2016 was a banner year for retail cyber threats: Stores experienced over 1,000 data breaches, an increase of more than 40 percent from the previous year-end data. Evidence indicates that 2017 is turning out to be an even more dangerous year for retailers. Retailers need IT teams that are prepared to address cyberattacks now more than ever. Get the facts behind the increase in cyber threats for retailers and what's needed from IT service providers.
Data Shows Retail IT Departments are Overwhelmed, Understaffed
A new study from Hewlett Packard and Zynstra, a UK-based IT company, revealed startling data about the frequency of retail cyberattacks. Forty-five percent of retailers were forced to address one cyber threat per week. In the sporting and outdoor sector, sixty-five percent of retailers faced at least one cyber threat per week. Among grocers, 29 percent of respondents reported one attack every day.
The data shows the growing seriousness of retail industry cyberattacks. Ask yourself now whether your retail IT team is prepared to address cyber threats, then fill gaps in your retail cybersecurity strategy now or risk becoming a victim.
If your IT team is playing defense on a daily or weekly basis, there isn't a lot of time to devote to other tasks. Add in the routine tasks, such as backing up data or applying patches, and many retail IT service providers are doing the minimum in maintenance work.
Over the long term, this could mean that passion projects — for instance, leveraging Internet of Things connected devices to improve the shopping experience — are sitting on the back burner because fighting cyber threats is so time-consuming.
If you can’t innovate to remain competitive with other retailers, then you could lose customers. When you're constantly defending against cyberattacks, there isn't time to innovate.

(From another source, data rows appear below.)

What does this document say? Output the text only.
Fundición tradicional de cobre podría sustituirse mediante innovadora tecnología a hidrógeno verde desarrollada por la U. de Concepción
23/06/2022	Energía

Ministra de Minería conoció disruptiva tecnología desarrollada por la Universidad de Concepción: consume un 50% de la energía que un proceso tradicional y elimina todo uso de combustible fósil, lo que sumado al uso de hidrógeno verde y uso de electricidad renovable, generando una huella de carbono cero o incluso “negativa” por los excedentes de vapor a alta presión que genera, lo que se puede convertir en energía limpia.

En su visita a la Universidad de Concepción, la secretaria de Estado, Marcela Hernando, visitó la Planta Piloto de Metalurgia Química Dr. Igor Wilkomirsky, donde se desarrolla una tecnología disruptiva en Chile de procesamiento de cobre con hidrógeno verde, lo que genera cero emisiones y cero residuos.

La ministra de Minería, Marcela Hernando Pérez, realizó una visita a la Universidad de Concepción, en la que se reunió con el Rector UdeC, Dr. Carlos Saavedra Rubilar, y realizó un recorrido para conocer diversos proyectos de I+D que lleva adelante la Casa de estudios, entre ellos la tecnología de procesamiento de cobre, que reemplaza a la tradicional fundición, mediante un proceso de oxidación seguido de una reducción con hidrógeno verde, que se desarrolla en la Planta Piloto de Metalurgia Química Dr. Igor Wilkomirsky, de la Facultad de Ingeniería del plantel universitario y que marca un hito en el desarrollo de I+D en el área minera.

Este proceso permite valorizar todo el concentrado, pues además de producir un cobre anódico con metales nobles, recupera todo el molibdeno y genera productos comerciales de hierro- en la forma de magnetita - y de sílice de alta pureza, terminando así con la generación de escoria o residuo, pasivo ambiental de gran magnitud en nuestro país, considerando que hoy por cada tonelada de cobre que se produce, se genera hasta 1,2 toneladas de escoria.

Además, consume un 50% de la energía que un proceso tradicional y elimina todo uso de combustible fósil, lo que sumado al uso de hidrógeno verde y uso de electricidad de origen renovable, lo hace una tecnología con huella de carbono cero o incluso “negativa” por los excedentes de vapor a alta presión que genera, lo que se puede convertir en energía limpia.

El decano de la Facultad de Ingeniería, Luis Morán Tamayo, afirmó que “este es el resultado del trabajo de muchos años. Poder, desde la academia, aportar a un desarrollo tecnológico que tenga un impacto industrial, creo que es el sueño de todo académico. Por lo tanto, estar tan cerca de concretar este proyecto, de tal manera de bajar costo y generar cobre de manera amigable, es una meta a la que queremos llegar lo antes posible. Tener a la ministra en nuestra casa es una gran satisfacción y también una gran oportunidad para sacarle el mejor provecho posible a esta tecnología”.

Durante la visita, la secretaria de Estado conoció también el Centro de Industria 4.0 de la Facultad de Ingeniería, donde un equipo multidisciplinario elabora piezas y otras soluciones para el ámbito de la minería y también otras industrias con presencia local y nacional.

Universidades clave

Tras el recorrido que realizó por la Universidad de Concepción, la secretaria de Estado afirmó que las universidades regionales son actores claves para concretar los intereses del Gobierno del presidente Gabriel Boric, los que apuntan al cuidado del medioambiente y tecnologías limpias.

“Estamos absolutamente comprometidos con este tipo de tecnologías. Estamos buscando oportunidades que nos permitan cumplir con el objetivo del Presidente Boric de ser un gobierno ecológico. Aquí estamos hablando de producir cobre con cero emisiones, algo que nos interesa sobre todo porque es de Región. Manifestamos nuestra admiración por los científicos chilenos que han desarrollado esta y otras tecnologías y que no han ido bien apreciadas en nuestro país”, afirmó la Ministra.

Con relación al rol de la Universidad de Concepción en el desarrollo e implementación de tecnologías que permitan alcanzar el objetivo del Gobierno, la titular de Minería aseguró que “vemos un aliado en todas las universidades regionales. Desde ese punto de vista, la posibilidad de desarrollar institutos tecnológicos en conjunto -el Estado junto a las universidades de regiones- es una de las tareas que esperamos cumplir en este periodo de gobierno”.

It's a catch-22 made worse by the fact that many retailers are overwhelmed and understaffed. Eighteen percent of retailers who took the Hewlett Packard-Zynstra study said that lacked sufficient IT resources or skills to protect themselves.

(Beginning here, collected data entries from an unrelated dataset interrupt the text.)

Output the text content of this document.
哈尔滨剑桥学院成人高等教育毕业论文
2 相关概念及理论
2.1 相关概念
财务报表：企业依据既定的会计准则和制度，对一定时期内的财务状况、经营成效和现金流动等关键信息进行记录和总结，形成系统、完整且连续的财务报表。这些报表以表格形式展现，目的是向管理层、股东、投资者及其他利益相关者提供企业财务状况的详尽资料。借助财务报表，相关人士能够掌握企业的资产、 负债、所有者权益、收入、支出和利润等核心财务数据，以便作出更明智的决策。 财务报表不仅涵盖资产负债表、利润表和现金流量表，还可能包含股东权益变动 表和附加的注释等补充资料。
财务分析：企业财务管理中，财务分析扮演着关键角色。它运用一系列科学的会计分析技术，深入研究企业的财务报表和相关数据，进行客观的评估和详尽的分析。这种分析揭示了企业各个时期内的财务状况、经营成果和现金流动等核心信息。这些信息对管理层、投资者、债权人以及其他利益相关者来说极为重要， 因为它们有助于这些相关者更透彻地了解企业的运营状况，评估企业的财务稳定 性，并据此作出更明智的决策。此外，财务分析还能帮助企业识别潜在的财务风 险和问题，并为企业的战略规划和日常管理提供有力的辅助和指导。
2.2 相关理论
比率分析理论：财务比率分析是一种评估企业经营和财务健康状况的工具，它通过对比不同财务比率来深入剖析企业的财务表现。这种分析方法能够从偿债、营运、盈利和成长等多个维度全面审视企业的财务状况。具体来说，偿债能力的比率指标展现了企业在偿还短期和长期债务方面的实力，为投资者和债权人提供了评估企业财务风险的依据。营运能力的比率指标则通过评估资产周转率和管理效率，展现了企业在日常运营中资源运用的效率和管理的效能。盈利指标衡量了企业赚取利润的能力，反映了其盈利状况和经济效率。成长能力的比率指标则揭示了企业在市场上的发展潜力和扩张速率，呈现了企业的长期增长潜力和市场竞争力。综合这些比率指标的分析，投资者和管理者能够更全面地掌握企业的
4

How Retail IT Can Prevent Cyberattacks
The first step to preventing attacks is to understand the complexity of the threat landscape, something that can be difficult for retail IT teams to do when monitoring and deterrence are so time-consuming.

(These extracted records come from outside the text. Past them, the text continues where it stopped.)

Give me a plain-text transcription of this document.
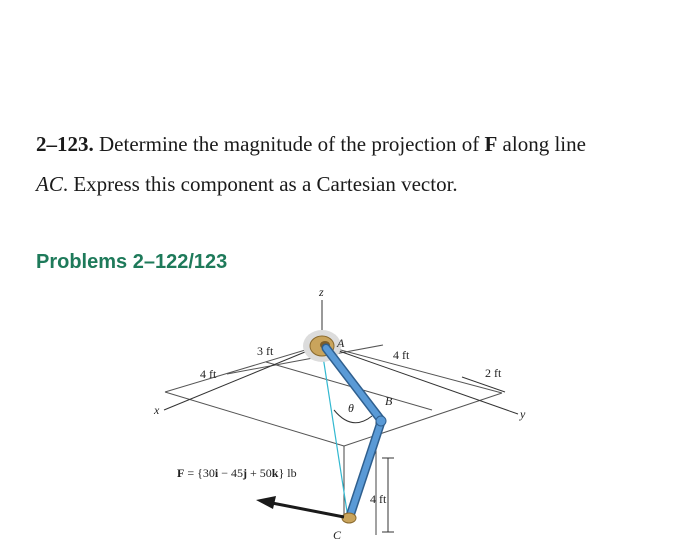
2–123. Determine the magnitude of the projection of F along line
AC. Express this component as a Cartesian vector.
Problems 2–122/123
z
x	y
A
B
C
θ
3 ft
4 ft
4 ft
2 ft
4 ft
F = {30i − 45j + 50k} lb
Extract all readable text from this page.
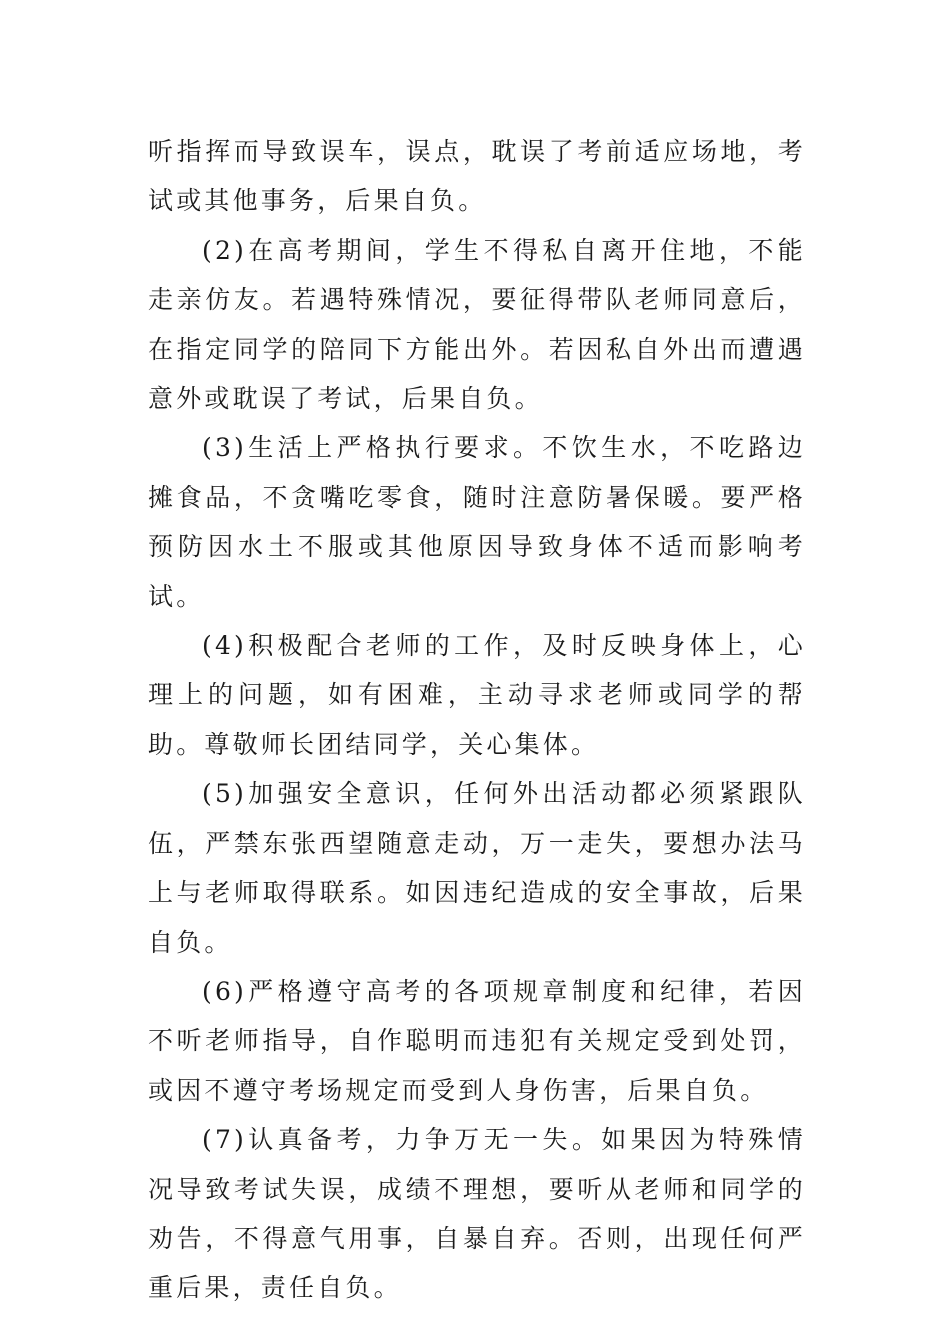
听指挥而导致误车，误点，耽误了考前适应场地，考试或其他事务，后果自负。

(2)在高考期间，学生不得私自离开住地，不能走亲仿友。若遇特殊情况，要征得带队老师同意后，在指定同学的陪同下方能出外。若因私自外出而遭遇意外或耽误了考试，后果自负。

(3)生活上严格执行要求。不饮生水，不吃路边摊食品，不贪嘴吃零食，随时注意防暑保暖。要严格预防因水土不服或其他原因导致身体不适而影响考试。

(4)积极配合老师的工作，及时反映身体上，心理上的问题，如有困难，主动寻求老师或同学的帮助。尊敬师长团结同学，关心集体。

(5)加强安全意识，任何外出活动都必须紧跟队伍，严禁东张西望随意走动，万一走失，要想办法马上与老师取得联系。如因违纪造成的安全事故，后果自负。

(6)严格遵守高考的各项规章制度和纪律，若因不听老师指导，自作聪明而违犯有关规定受到处罚，或因不遵守考场规定而受到人身伤害，后果自负。

(7)认真备考，力争万无一失。如果因为特殊情况导致考试失误，成绩不理想，要听从老师和同学的劝告，不得意气用事，自暴自弃。否则，出现任何严重后果，责任自负。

If there's one constant to the threat landscape, it's change. Last year saw the first major attack via the Internet of Things (IoT). This is a growing area of concern, as IoT devices, such as smart shelves, beacons, and product sensors, are becoming more widely used in the retail sector.
Retail IT service providers must lean back on IoT device manufacturers, requesting cyber security enhancements, such as the ability to change device passwords. Retailers that haven't adopted these smart products yet may wish to hold off on the next generation of IoT devices, which may feature better safeguards.
Retailers can also guard against the sort of DDoS attack that often cripples companies by purchasing more bandwidth than needed. Doing so makes it difficult for a DDoS attack to flood servers with traffic; the extra time it takes to overwhelm the server may give retail IT teams greater odds of detecting the unusual activity and fighting back.
With the increase in ransomware across sectors, retail IT teams must prioritize backups. Less than half of respondents to the Hewlett Packard-Zynstra study reported backing up critical retail data daily. Three-quarters of respondents did back up data on a weekly basis; however, this is not frequently enough to safeguard data from a ransomware attack. Retailers that do not have frequent backups literally pay the price of a ransomware attack, either by giving in to the cyber criminals or through lost data and productivity that cannot be recovered.
If your retail IT team doesn't have plans in place for how to respond to an attack or policies regarding the safekeeping of data, develop plans now. This allows everyone to quickly take action if a threat arises.
Through automation and smart partnerships, retail IT service providers can streamline the most crucial tasks and free up time. Doing so allows retail IT teams to use time wisely to implement new measures, stay abreast of cybersecurity trends, and better protect retailers from attacks.